Assume that’s right, and you would say that whoever writes the prompt owns the output. To my mind that’s the most logical answer.

But it might not be quite that simple, because an AI isn’t a tool like Photoshop where all of the creative work is done ‘user side’ by an individual. Instead, most of the heavy-lifting gets done ‘server side’ by an algorithm authored by the employees of a company which is responding to a request from a user. In a way that is analogous to a creative agency reacting to a client brief. Seen that way, putting in a prompt isn’t a work of authorship, it’s just a request for somebody else to deliver one. If that analysis is right, then an AI vendor could reserve all IP in generated outputs for itself (or at the very least, retain a wide range of rights to use and/or re-sell them itself).

In addition, all of the work that generative AI creates is possible because those AI’s have been trained by viewing millions of images created, and owned, by other artists online. Their outputs are, while hugely impressive on a technical level, very sophisticated attempts to copy the forms, styles and techniques which they have been trained on. Which, where those outputs look suspiciously like images created by other artists, could well be challenged as derivatives.

Seen that way, whoever wrote the code that makes up the generative AI would own the image.

So, that’s two options – and I have a clear personal preference towards the former being correct – so why can’t I just give you a clear answer one way or the other as to which one is right?

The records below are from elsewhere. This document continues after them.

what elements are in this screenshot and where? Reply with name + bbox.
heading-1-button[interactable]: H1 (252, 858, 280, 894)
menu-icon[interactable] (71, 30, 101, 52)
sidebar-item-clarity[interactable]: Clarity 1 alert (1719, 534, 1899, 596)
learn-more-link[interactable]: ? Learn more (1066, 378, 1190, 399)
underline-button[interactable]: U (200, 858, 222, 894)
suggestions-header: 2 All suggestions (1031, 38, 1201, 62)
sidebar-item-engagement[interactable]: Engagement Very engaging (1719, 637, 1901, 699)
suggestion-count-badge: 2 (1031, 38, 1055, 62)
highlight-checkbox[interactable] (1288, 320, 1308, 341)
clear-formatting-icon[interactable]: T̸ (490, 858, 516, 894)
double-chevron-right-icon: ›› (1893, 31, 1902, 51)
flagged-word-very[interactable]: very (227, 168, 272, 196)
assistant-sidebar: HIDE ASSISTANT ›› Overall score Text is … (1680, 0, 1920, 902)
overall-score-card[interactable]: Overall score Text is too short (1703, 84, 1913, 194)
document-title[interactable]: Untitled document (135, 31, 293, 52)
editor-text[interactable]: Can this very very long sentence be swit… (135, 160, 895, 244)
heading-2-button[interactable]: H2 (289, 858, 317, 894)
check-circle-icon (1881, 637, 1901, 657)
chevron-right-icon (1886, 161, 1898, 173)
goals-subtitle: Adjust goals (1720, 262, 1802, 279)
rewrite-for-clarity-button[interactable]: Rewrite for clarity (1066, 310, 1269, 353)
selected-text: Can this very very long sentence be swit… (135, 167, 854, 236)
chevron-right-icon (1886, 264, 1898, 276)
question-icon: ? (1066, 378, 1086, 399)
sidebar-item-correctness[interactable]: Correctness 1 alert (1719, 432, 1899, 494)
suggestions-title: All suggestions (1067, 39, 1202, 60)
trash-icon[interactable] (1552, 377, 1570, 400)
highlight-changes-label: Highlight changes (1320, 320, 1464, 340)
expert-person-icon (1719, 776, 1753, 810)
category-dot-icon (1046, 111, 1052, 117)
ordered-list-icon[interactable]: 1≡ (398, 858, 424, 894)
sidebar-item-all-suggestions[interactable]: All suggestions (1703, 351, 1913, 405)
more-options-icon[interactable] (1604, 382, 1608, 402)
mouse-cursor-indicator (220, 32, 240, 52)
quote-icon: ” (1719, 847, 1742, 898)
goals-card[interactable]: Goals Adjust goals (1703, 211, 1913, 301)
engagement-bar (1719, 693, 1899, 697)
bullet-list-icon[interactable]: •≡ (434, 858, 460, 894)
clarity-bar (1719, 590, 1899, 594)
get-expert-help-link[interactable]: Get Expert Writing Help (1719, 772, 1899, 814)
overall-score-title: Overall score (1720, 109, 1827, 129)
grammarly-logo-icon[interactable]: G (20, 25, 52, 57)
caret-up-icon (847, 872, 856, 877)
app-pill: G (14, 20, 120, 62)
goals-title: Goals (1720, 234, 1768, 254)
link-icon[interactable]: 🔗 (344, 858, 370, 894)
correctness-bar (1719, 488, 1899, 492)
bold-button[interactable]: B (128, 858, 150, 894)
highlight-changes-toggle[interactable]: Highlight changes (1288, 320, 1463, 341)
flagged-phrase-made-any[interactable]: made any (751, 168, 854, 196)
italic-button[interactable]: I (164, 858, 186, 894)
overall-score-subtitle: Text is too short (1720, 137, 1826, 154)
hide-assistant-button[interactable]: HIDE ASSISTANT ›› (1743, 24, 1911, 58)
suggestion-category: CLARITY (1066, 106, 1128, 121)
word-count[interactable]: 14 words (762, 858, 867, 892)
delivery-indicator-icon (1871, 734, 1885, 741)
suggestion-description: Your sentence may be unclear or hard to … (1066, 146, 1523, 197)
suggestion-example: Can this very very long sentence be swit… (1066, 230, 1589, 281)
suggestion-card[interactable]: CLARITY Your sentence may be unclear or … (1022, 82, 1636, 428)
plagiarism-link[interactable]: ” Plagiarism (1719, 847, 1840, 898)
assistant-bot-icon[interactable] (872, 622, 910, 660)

What does that mean for AI reliant businesses today?

Because generative AI is so new that we don’t yet have anything from the courts (or Parliament) which comes to a definitive view about ownership rights one way or the other. While I prefer the analysis which says that the prompt writer is the owner of the prompt output, either analysis can be logically sustained in the face of current copyright laws. What that means is that we are almost bound to have intense litigation on the topic in order to get to our final answer. That or timely, pro-active legislation from Parliament to clarify, but don’t hold your breath.

So I’m going to give you the same advice, for free, that I have given to everyone who has asked me this question over the last few weeks. If you are about to launch a business which relies on selling or licensing AI generated works, then it’s imperative that you read the terms on which the generative AI that you are using is provided under. Work on the assumption that you own the outputs, but do the diligence and inform yourself as to whether your vendor agrees with that idea.

Check your chosen vendor’s terms to find out whether it is giving you the IP in prompt-generated works (or, at least, being silent on the subject) or whether it is purporting to reserve those rights for itself. With that knowledge in hand, you can look to either (a) switch products to something more permissive, or (b) flow down that same position to your customers.

Then, get ChatGPT to build you a bit of code that will automatically alert you every time your chosen vendor updates their user terms so that you can react immediately if they ever try to pull the rug out from under your feet by changing the IP position overnight.

Also, don’t forget that copyright doesn’t let you own mere ‘ideas’. Which is why ChatGPT gets away with recommending the same one to every person that asks it how to be their own boss while working under eight-hours a week. So don’t be surprised if you find everyone else doing the same thing.